5. Isaac Hanson – Hanson
We all remember when Hanson’s big hit “MMMBop” came out. There was this really handsome lead singer, this really cute talented little drummer, and then… Well, then there was Isaac. “MMMBop” came out almost 20 years ago, and all this time Hanson is still the “two cool brothers and then Isaac, that other guy” boy band.
4. Danny Wood – New Kids on the Block
New Kids on the Block were huge. They sold 80 million copies worldwide, and managed to be a cute boy band, and also still just a bunch of kids from Boston. While the other four members of the band had it going on, Wood never did. There was always some guy dancing around on stage that just didn’t look like he was supposed to be there, and that guy was Danny Wood.
3. A.J. McLean – Backstreet Boys
Yes, the Backstreet Boys were so lame they get two on this list. A.J just didn’t belong. He also has had numerous struggles with drugs and addiction over his life, which he appears to have conquered at this point. That isn’t lame, but the rest of his work with Backstreet Boys was rather cringeworthy.
2. Justin Jeffre – 98 Degrees
Justin was a member of 98 degrees. Unlike most boy bands, they formed on their own, and were not put together by a producer. They have sold over 10 million records over the years and of course, Nick Lachey was in the band. Justin never fit in. When he was up on the stage he looked like a middle-aged guy that was trying to become the Mayor of Cincinnati, not a guy in a boy band. That all makes sense because today Jeffre is a middle aged guy who tried to run for Mayor of Cincinnati. He lost. Go figure.

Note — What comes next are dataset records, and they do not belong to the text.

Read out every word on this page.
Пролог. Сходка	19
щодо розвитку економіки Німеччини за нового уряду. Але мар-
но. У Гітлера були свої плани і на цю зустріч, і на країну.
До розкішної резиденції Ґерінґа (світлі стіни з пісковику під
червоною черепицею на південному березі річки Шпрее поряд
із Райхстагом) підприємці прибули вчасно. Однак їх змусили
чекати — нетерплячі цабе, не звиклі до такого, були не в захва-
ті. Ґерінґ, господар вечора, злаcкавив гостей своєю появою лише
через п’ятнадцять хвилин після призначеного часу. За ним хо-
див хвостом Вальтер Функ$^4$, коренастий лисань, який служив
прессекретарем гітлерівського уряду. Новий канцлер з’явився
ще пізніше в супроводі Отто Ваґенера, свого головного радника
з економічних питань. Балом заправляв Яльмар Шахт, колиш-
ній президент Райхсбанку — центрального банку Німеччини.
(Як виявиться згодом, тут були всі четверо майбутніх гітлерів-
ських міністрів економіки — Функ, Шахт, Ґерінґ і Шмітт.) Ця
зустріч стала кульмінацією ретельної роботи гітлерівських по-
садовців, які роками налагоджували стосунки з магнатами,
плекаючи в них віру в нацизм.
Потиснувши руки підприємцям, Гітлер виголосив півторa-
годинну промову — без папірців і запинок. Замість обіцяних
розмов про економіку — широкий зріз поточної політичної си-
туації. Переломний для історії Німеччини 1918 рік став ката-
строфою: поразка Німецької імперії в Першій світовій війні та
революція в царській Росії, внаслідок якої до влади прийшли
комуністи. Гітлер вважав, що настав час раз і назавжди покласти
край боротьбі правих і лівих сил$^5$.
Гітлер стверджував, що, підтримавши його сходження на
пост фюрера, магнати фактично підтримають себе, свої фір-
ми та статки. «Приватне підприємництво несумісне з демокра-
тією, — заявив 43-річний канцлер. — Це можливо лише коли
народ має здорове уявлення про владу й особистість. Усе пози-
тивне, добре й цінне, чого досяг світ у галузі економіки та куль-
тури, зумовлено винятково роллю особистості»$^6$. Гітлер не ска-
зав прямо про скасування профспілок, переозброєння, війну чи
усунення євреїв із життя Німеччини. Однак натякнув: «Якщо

1. Chris Kirkpatrick – N’Sync
If you you were paying attention, and I know you were, you probably noticed that no Kirkpatrick up to this point meant he was going to be number one. I mean, he seems like a nice guy, but seriously? Some of his attempts to be street were just simply embarrassing. And Chris, the white boy cornrows were bad enough, but when you put blonde highlights in there? The worst. Which is why Chris Kirkpatrick is our number one lamest boy band member ever.